牢房里当值的狱卒在一个时辰之前已经换过一批,后来的一批中,有个人四十来岁瘦弱男人认得康亭父亲,因收了康亭父亲的钱财,便也趁旁人不注意的时候,悄悄照顾康亭一些,虽救不得康亭出牢狱,塞个馒头递件旧袄的事情,还是可以做到的。
康亭坐在牢房一角,见四下里人少了,便朝那瘦弱男人打了个招呼,问了下时辰,心中盘算着自己的事情。
待估摸着又过了约一个时辰的时间,康亭站起身来,朝着牢房外巡视的狱卒喊道:“找你们管事的来,我有话说!”

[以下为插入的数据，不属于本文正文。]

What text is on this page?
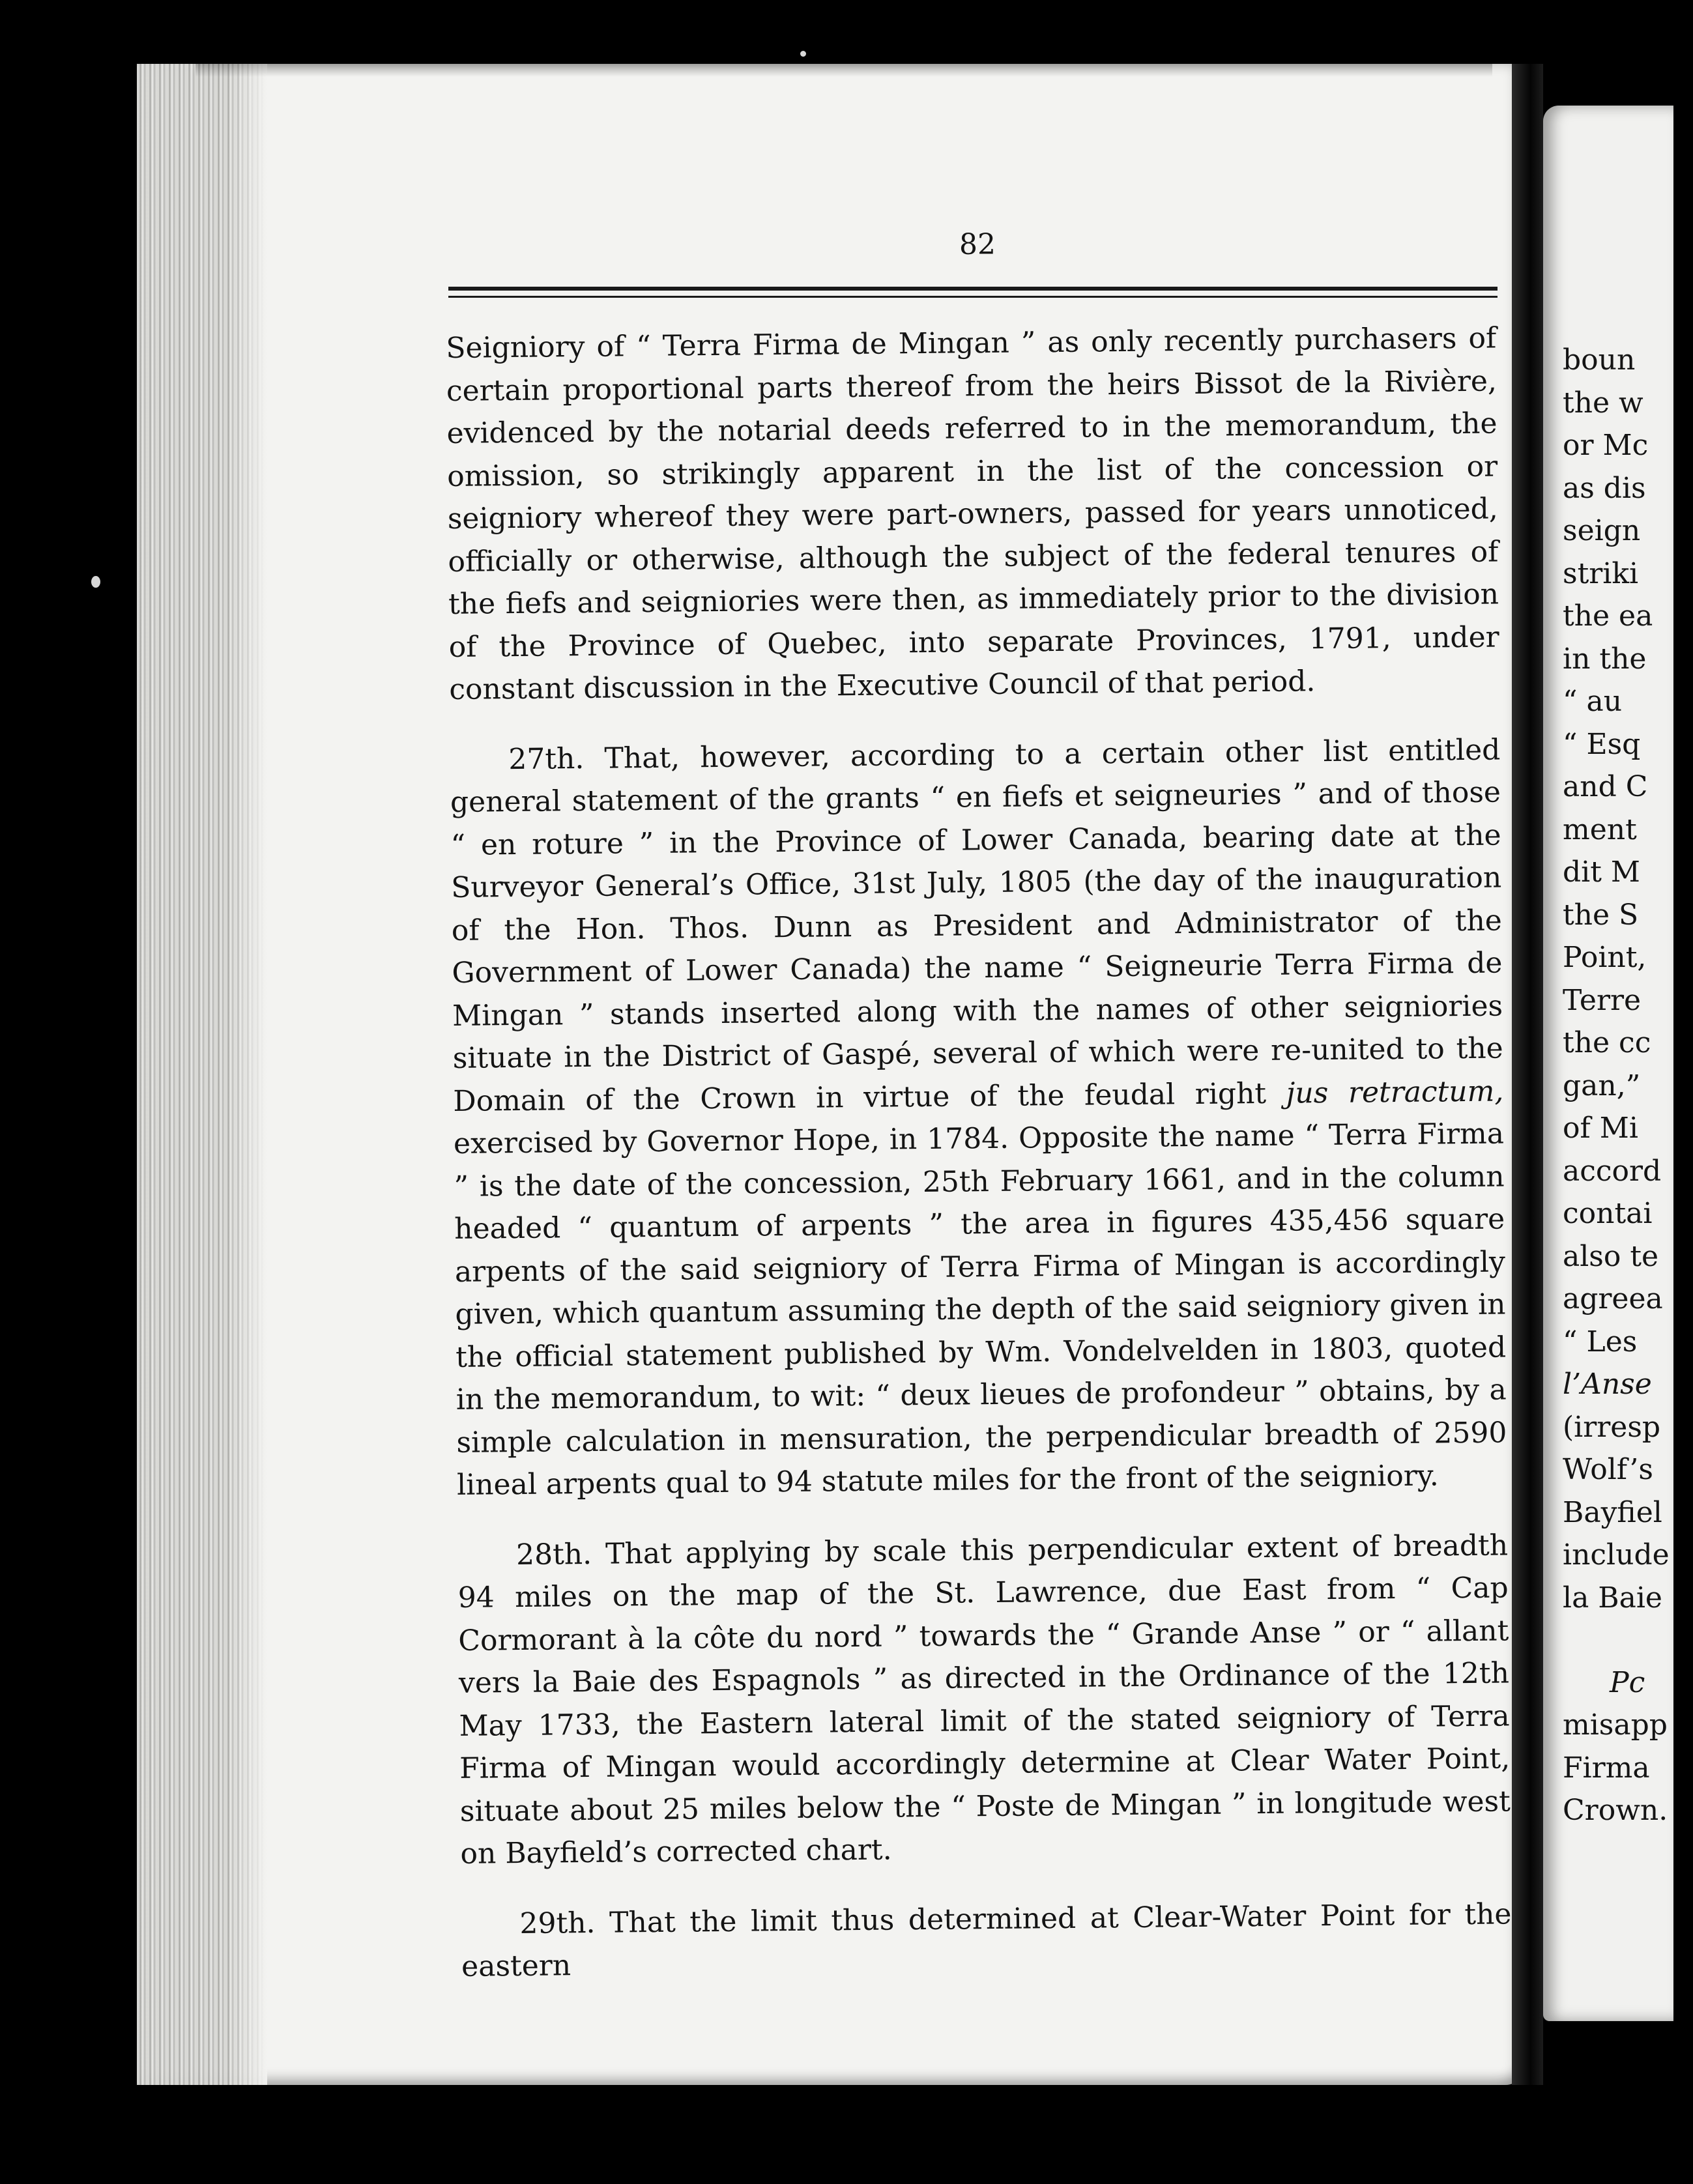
82

Seigniory of “ Terra Firma de Mingan ” as only recently purchasers of certain proportional parts thereof from the heirs Bissot de la Rivière, evidenced by the notarial deeds referred to in the memorandum, the omission, so strikingly apparent in the list of the concession or seigniory whereof they were part-owners, passed for years unnoticed, officially or otherwise, although the subject of the federal tenures of the fiefs and seigniories were then, as immediately prior to the division of the Province of Quebec, into separate Provinces, 1791, under constant discussion in the Executive Council of that period.

27th. That, however, according to a certain other list entitled general statement of the grants “ en fiefs et seigneuries ” and of those “ en roture ” in the Province of Lower Canada, bearing date at the Surveyor General’s Office, 31st July, 1805 (the day of the inauguration of the Hon. Thos. Dunn as President and Administrator of the Government of Lower Canada) the name “ Seigneurie Terra Firma de Mingan ” stands inserted along with the names of other seigniories situate in the District of Gaspé, several of which were re-united to the Domain of the Crown in virtue of the feudal right jus retractum, exercised by Governor Hope, in 1784. Opposite the name “ Terra Firma ” is the date of the concession, 25th February 1661, and in the column headed “ quantum of arpents ” the area in figures 435,456 square arpents of the said seigniory of Terra Firma of Mingan is accordingly given, which quantum assuming the depth of the said seigniory given in the official statement published by Wm. Vondelvelden in 1803, quoted in the memorandum, to wit: “ deux lieues de profondeur ” obtains, by a simple calculation in mensuration, the perpendicular breadth of 2590 lineal arpents qual to 94 statute miles for the front of the seigniory.

28th. That applying by scale this perpendicular extent of breadth 94 miles on the map of the St. Lawrence, due East from “ Cap Cormorant à la côte du nord ” towards the “ Grande Anse ” or “ allant vers la Baie des Espagnols ” as directed in the Ordinance of the 12th May 1733, the Eastern lateral limit of the stated seigniory of Terra Firma of Mingan would accordingly determine at Clear Water Point, situate about 25 miles below the “ Poste de Mingan ” in longitude west on Bayfield’s corrected chart.

29th. That the limit thus determined at Clear-Water Point for the eastern

boun
the w
or Mc
as dis
seign
striki
the ea
in the
“ au
“ Esq
and C
ment
dit M
the S
Point,
Terre
the cc
gan,”
of Mi
accord
contai
also te
agreea
“ Les
l’Anse
(irresp
Wolf’s
Bayfiel
include
la Baie
Pc
misapp
Firma
Crown.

其中一个巡视的狱卒见多了康亭这样喊冤的罪犯,便拿着鞭子想要过去教训一顿,未及他走近,康亭便道:“这件事情有关你家知府大人的仕途,耽搁了,你担待的起吗!”康亭冷着一张脸喝道,态度不卑不亢,一时竟震慑的那狱卒犹犹豫豫,没敢上前,最后骂骂咧咧说道了几句,还是朝着牢房外禀告去了。
半个时辰之后,康亭便被人捆绑着,用长长的绳子拴在一辆驴车的后面,赶去了漫山林的方向。
此去漫山林,康亭并非是要将安卿杀人的事实供出来,好洗脱自己的罪名,而是自己做实了自己的罪名,同那昏庸愚蠢的知府大人说,他这件天大的杀人案,若只有那赶车的车夫做证人便潦草定罪,那么上级细细查看时,必定能从中查出疑点,一个连凶器下落都不明了的案子,必然不算完整,既然怀疑他那次拿着包袱去漫山林是为了丢弃凶器,那么凶器的地点只有他知晓,于是康亭便要求,前去漫山林,亲自找出凶器。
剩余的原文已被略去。